DIYの手順と注意点(LEDテープライトの場合を例に)
ここでは、比較的DIYしやすいLEDテープライトの設置手順と注意点をご紹介します。
1. 事前準備
- 必要なもの: LEDテープライト本体、電源アダプター、必要に応じて、コネクター、結束バンド、コードクリップ、カッター、メジャー、ドライバー、脚立など。
- 設置場所の確認: どこに照明を設置するか、電源コードをどこから取るか、配線をどのように処理するかなどを具体的に計画します。

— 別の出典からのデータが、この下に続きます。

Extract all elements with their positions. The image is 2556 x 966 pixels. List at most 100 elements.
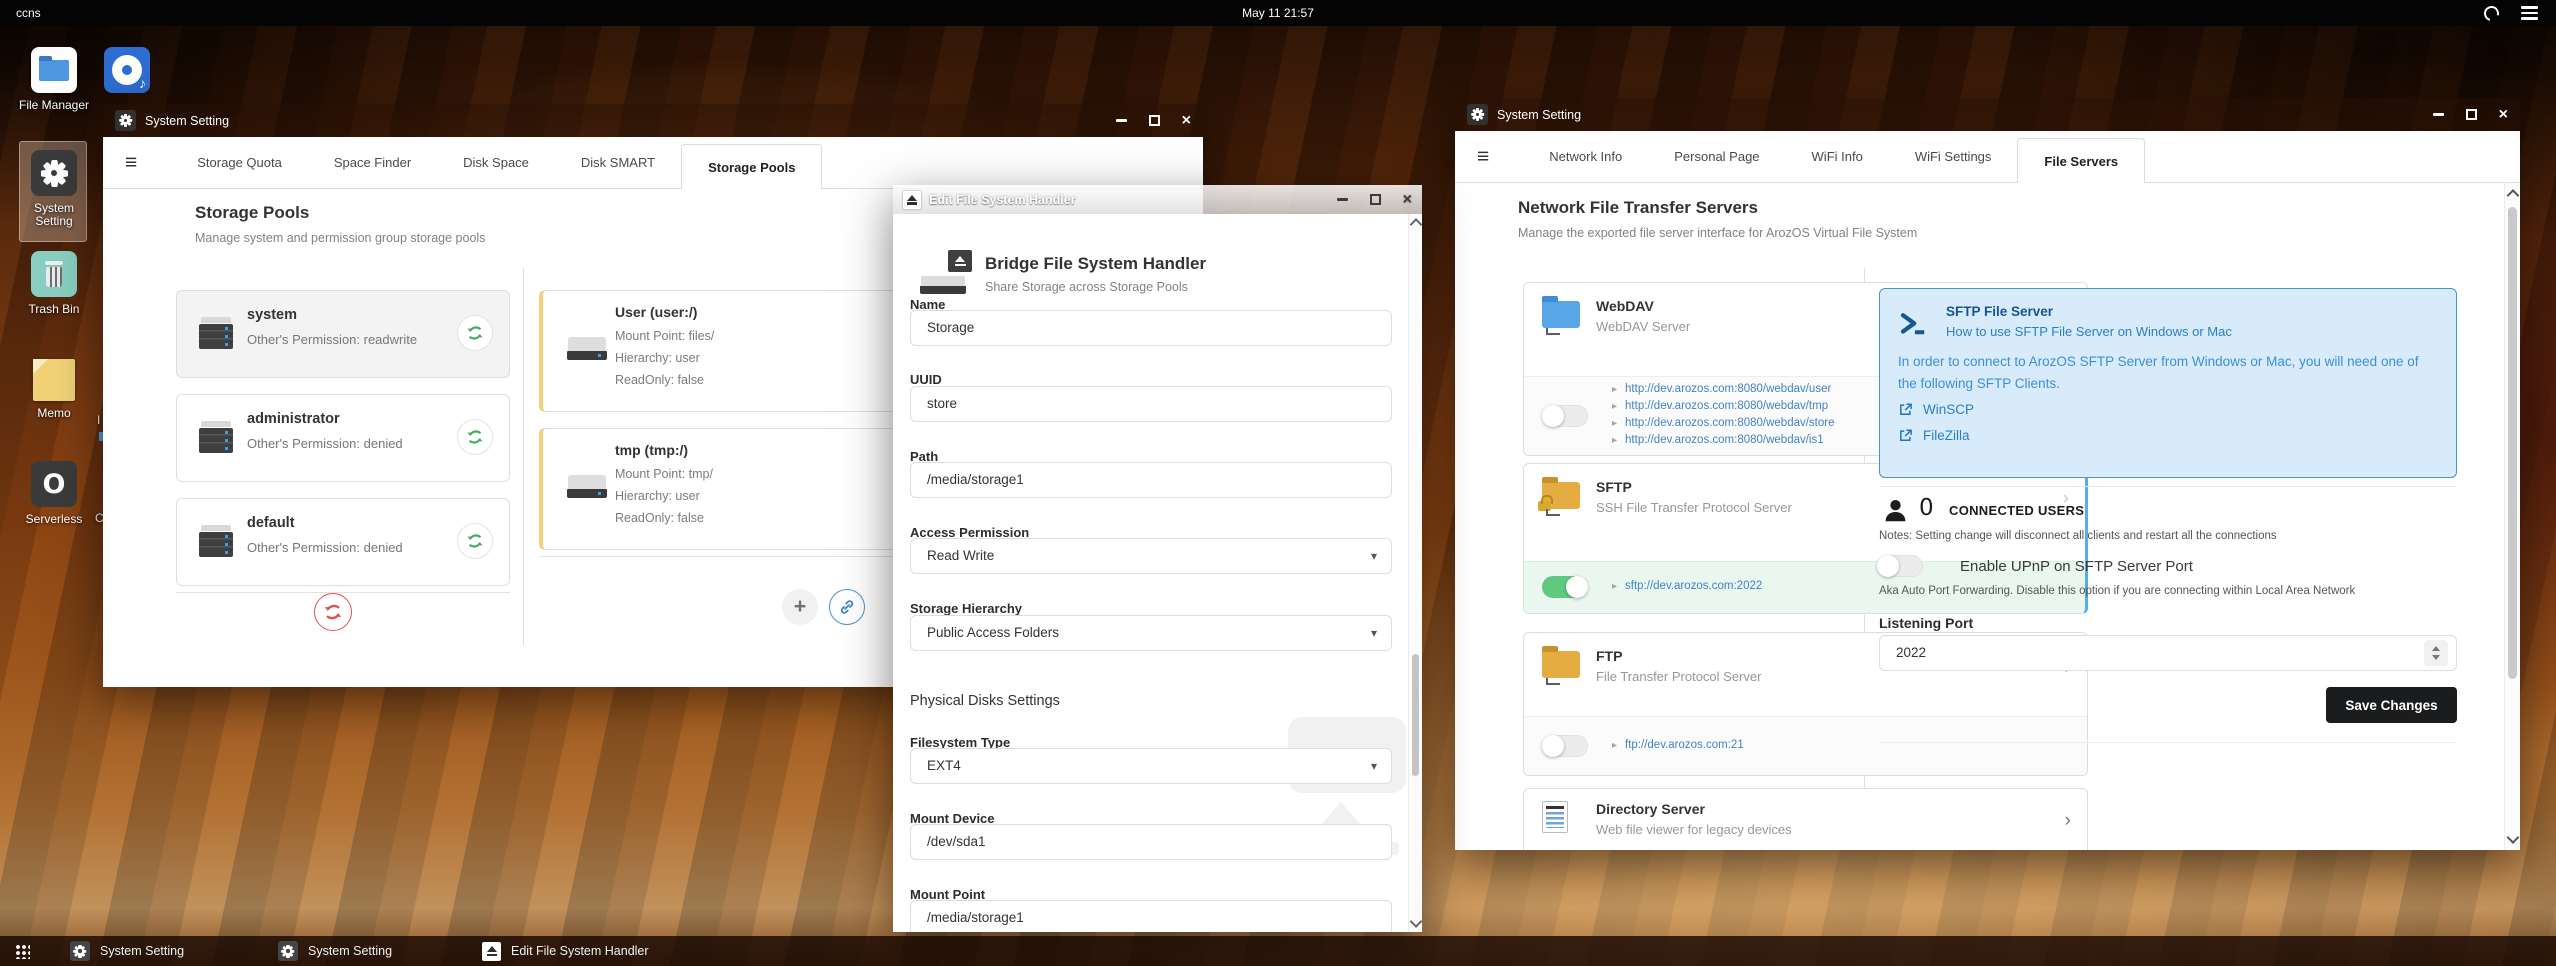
minimize-button[interactable] [1336, 198, 1348, 201]
mount-point-input[interactable]: /media/storage1 [910, 900, 1392, 932]
tab-storage-quota[interactable]: Storage Quota [171, 137, 308, 189]
taskbar-item-system-setting-1[interactable]: System Setting [70, 936, 184, 966]
window-titlebar[interactable]: System Setting × [103, 104, 1203, 137]
shortcut-system-setting[interactable]: System Setting [16, 150, 92, 228]
connected-users-note: Notes: Setting change will disconnect al… [1879, 530, 2277, 542]
minimize-button[interactable] [2432, 113, 2444, 116]
shortcut-trash-bin[interactable]: Trash Bin [16, 251, 92, 316]
page-title: Storage Pools [195, 203, 310, 222]
trash-icon [31, 251, 77, 297]
shortcut-serverless[interactable]: O Serverless [16, 461, 92, 526]
tab-bar: ≡ Network Info Personal Page WiFi Info W… [1455, 131, 2520, 183]
drive-icon [567, 475, 607, 499]
top-menu-bar: ccns May 11 21:57 [0, 0, 2556, 26]
ftp-link[interactable]: ▸ ftp://dev.arozos.com:21 [1612, 739, 1744, 751]
filezilla-link[interactable]: FileZilla [1898, 428, 1970, 443]
gear-icon [278, 941, 298, 961]
tab-network-info[interactable]: Network Info [1523, 131, 1648, 183]
webdav-link[interactable]: ▸ http://dev.arozos.com:8080/webdav/tmp [1612, 400, 1828, 412]
tab-wifi-info[interactable]: WiFi Info [1786, 131, 1889, 183]
scrollbar[interactable] [1408, 214, 1422, 932]
tab-wifi-settings[interactable]: WiFi Settings [1889, 131, 2018, 183]
minimize-button[interactable] [1115, 119, 1127, 122]
gear-icon [31, 150, 77, 196]
pool-card-system[interactable]: system Other's Permission: readwrite [176, 290, 510, 378]
number-stepper[interactable] [2424, 640, 2448, 666]
storage-hierarchy-select[interactable]: Public Access Folders ▾ [910, 615, 1392, 651]
server-card-directory[interactable]: Directory Server Web file viewer for leg… [1523, 788, 2088, 850]
page-subtitle: Manage the exported file server interfac… [1518, 226, 1918, 240]
upnp-toggle-off[interactable] [1877, 555, 1923, 577]
filesystem-type-select[interactable]: EXT4 ▾ [910, 748, 1392, 784]
tab-storage-pools[interactable]: Storage Pools [681, 144, 823, 189]
hamburger-menu-icon[interactable]: ≡ [125, 151, 137, 175]
sftp-toggle-on[interactable] [1542, 576, 1588, 598]
scrollbar[interactable] [2504, 183, 2520, 850]
webdav-toggle-off[interactable] [1542, 405, 1588, 427]
form-title: Bridge File System Handler [985, 254, 1207, 273]
storage-hierarchy-label: Storage Hierarchy [910, 601, 1022, 616]
scrollbar-thumb[interactable] [2508, 207, 2517, 679]
page-title: Network File Transfer Servers [1518, 198, 1759, 217]
link-handler-button[interactable] [829, 589, 865, 625]
close-button[interactable]: × [2499, 106, 2508, 123]
memo-note-icon [33, 359, 75, 401]
name-input[interactable]: Storage [910, 310, 1392, 346]
shortcut-music[interactable]: ♪ [89, 47, 165, 93]
tab-disk-smart[interactable]: Disk SMART [555, 137, 681, 189]
maximize-button[interactable] [1148, 115, 1160, 126]
listening-port-input[interactable]: 2022 [1879, 635, 2457, 671]
window-titlebar[interactable]: System Setting × [1455, 98, 2520, 131]
listening-port-label: Listening Port [1879, 615, 1974, 631]
tab-bar: ≡ Storage Quota Space Finder Disk Space … [103, 137, 1203, 189]
chevron-right-icon[interactable]: › [2065, 810, 2071, 832]
shortcut-file-manager[interactable]: File Manager [16, 47, 92, 112]
connected-users-label: CONNECTED USERS [1949, 503, 2085, 518]
winscp-link[interactable]: WinSCP [1898, 402, 1974, 417]
scrollbar-thumb[interactable] [1412, 654, 1419, 776]
scroll-up-icon[interactable] [1409, 218, 1422, 231]
sync-pool-button[interactable] [457, 523, 493, 559]
pool-card-administrator[interactable]: administrator Other's Permission: denied [176, 394, 510, 482]
refresh-pools-button[interactable] [314, 593, 352, 631]
access-permission-select[interactable]: Read Write ▾ [910, 538, 1392, 574]
ftp-toggle-off[interactable] [1542, 735, 1588, 757]
tab-personal-page[interactable]: Personal Page [1648, 131, 1785, 183]
close-button[interactable]: × [1403, 191, 1412, 208]
hamburger-menu-icon[interactable]: ≡ [1477, 145, 1489, 169]
chevron-down-icon: ▾ [1370, 549, 1377, 563]
webdav-link[interactable]: ▸ http://dev.arozos.com:8080/webdav/user [1612, 383, 1831, 395]
person-icon [1882, 497, 1909, 529]
physical-disks-section-label: Physical Disks Settings [910, 693, 1060, 709]
webdav-link[interactable]: ▸ http://dev.arozos.com:8080/webdav/store [1612, 417, 1835, 429]
path-input[interactable]: /media/storage1 [910, 462, 1392, 498]
tab-space-finder[interactable]: Space Finder [308, 137, 437, 189]
scroll-up-icon[interactable] [2506, 189, 2519, 202]
maximize-button[interactable] [2465, 109, 2477, 120]
window-titlebar[interactable]: Edit File System Handler × [893, 185, 1422, 214]
sftp-link[interactable]: ▸ sftp://dev.arozos.com:2022 [1612, 580, 1762, 592]
taskbar-item-edit-handler[interactable]: Edit File System Handler [482, 936, 649, 966]
pool-card-default[interactable]: default Other's Permission: denied [176, 498, 510, 586]
shortcut-memo[interactable]: Memo [16, 359, 92, 420]
clock-label: May 11 21:57 [1242, 6, 1314, 20]
save-changes-button[interactable]: Save Changes [2326, 687, 2457, 723]
app-launcher-icon[interactable] [15, 944, 30, 959]
page-subtitle: Manage system and permission group stora… [195, 231, 486, 245]
close-button[interactable]: × [1182, 112, 1191, 129]
uuid-input[interactable]: store [910, 386, 1392, 422]
chevron-down-icon: ▾ [1370, 759, 1377, 773]
taskbar-item-system-setting-2[interactable]: System Setting [278, 936, 392, 966]
tab-file-servers[interactable]: File Servers [2017, 138, 2146, 183]
taskbar: System Setting System Setting Edit File … [0, 936, 2556, 966]
webdav-link[interactable]: ▸ http://dev.arozos.com:8080/webdav/is1 [1612, 434, 1824, 446]
upnp-description: Aka Auto Port Forwarding. Disable this o… [1879, 585, 2356, 597]
sync-pool-button[interactable] [457, 315, 493, 351]
scroll-down-icon[interactable] [2506, 831, 2519, 844]
sync-pool-button[interactable] [457, 419, 493, 455]
scroll-down-icon[interactable] [1409, 915, 1422, 928]
mount-device-input[interactable]: /dev/sda1 [910, 824, 1392, 860]
tab-disk-space[interactable]: Disk Space [437, 137, 555, 189]
maximize-button[interactable] [1369, 194, 1381, 205]
add-handler-button[interactable]: + [782, 589, 818, 625]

- 安全確認: 作業を行う場所のブレーカーを必ず落とします。
2. テープライトのカットと接続
LEDテープライトは、基盤に示されたカットマークでカッターなどを使ってカットします。複数のテープライトを接続する場合は、専用のコネクターを使用します。コネクターがない場合は、ハンダ付けで接続することも可能ですが、技術が必要です。
3. 設置場所への貼り付け
設置場所の汚れや油分をきれいに拭き取ります。テープライトの裏面の粘着シートの剥離紙を剥がし、慎重に貼り付けていきます。曲面や角に貼る場合は、ドライヤーなどで少し温めると粘着力が増します。必要に応じて、専用のクリップなどで固定します。
4. 配線と電源接続
テープライトの端子と電源アダプターを接続します。電源コードが垂れ下がらないように、コードクリップなどを使って壁やキャビネットに固定し、見た目を整えます。最終的に電源アダプターをコンセントに接続します。
5. 点灯確認
ブレーカーを元に戻し、点灯するか確認します。明るさや色味の調整機能がある場合は、実際に試してみましょう。
まとめ
キッチンの手元照明DIYは、適切な知識と準備があれば、比較的容易に実行でき、キッチンの機能性と快適性を大きく向上させることができます。LEDテープライトやLEDバーライトなど、様々な種類の照明があり、それぞれに特徴があります。ご自身のキッチンの状況や好みに合わせて、最適な照明を選び、安全に配慮しながらDIYを楽しんでください。もし、電気工事に不安がある場合は、無理せず専門業者に相談することも検討しましょう。安全第一で、より快適なキッチン空間を手に入れましょう。